Indeed, the combination of increased polysilicon capacity and decreased demand for PV modules from Spain reversed the market from undersupply to oversupply in 2009, according to UK-based analysts New Energy Finance, which noted that the spot price of polysilicon had dropped to $65/kg in November, versus a contract average of $78.
However, Branko Terzic, US and global regulatory policy leader for energy and resources at global business consultancy Deloitte and a 40-year veteran of the energy industry, notes that there are a key differences between ethanol and PV.
"It will have growth, and will certainly be advantaged by, first, any carbon-limiting legislation in the US, and second, by any international climate change agreement," he says.
"Those are fundamental positives for the photovoltaic industry that do not go away with ups and downs in gasoline and oil markets, or with concerns about food versus fuel arguments."

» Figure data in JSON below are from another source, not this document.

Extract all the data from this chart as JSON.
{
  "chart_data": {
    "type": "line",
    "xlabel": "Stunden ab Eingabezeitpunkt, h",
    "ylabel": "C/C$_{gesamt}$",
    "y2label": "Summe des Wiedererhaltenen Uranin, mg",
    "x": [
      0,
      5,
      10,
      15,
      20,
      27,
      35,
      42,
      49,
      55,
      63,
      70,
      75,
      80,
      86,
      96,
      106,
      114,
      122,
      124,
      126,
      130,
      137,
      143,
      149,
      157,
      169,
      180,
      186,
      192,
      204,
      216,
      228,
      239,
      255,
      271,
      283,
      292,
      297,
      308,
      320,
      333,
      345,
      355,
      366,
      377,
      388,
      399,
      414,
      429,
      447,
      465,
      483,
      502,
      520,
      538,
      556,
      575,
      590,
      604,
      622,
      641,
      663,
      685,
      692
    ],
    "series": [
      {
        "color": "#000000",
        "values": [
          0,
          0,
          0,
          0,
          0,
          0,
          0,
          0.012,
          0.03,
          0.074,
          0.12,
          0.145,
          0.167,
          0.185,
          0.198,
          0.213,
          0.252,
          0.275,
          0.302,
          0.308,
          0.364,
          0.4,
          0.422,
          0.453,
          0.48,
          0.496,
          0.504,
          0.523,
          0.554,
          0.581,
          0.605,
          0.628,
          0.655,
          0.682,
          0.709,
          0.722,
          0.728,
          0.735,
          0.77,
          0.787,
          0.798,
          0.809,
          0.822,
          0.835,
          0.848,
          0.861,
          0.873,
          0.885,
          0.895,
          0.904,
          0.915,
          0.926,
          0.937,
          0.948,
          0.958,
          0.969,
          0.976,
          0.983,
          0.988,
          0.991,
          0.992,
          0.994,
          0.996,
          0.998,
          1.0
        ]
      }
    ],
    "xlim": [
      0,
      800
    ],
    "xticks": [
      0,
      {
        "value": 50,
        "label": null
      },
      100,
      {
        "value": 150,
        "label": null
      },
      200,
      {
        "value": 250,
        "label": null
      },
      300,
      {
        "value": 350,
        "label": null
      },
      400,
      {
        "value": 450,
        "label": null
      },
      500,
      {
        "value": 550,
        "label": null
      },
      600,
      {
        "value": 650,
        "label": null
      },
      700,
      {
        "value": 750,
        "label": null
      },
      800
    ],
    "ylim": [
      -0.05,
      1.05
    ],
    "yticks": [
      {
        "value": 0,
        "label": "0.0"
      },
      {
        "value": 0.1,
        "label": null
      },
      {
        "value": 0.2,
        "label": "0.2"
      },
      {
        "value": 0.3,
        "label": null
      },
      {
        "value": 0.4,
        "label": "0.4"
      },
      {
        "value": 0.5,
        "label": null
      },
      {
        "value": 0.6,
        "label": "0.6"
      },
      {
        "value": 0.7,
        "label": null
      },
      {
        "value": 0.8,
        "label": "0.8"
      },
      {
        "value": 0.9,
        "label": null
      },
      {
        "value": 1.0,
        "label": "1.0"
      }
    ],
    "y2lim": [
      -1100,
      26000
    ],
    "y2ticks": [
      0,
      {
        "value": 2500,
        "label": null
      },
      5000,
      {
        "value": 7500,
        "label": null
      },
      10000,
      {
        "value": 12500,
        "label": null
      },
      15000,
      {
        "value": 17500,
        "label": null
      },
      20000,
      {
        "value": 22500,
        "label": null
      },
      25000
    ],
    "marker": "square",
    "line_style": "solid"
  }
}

In Washington, D.C., Terzic adds, opinion is almost universal "that climate change legislation is not a question of if, but when, and global agreements are the same."
RENEWABLES FORECAST: SUNNY
Dallas Kachan, managing director of the US-based research, events and advisory company Cleantech Group, also remains optimistic for renewables, and he discounts comparisons with the internet bubble.
"The most fundamental difference is the role of technology, which has, to date, been driven largely by products looking for markets," he explains. "The exact opposite is happening in green technology, in the sense that we have the world's biggest market, the world's biggest drivers - things like climate change and resource scarcity - driving entrepreneurs to look for the right technologies to meet these market requirements."
Venture capital (VC) investment in cleantech has been uniquely resilient over the past year, he notes. Like all VC investment, it fell in late 2008, but in contrast to other sectors, it rebounded in the second quarter (Q2) of 2009, and it has since risen at 10-15% per quarter.
"As of the [third] quarter, there is more venture capital money going into cleantech as an investment class than any other venture investment class," Kachan points out. "This is hugely significant, because cleantech was 3% of all venture investment only four years ago." In Q3, it accounted for 29%.
Terzic advises chemical firms to focus on the long term. "Our economy is fundamentally sound," he says. "We also have huge pent-up demand expectation - 1.7bn people will join the middle class, mostly in Asia, and will be consumers of all kinds of goods, including housing and equipment with photovoltaic attachments. I take an optimistic view over the next decade - that's inevitable.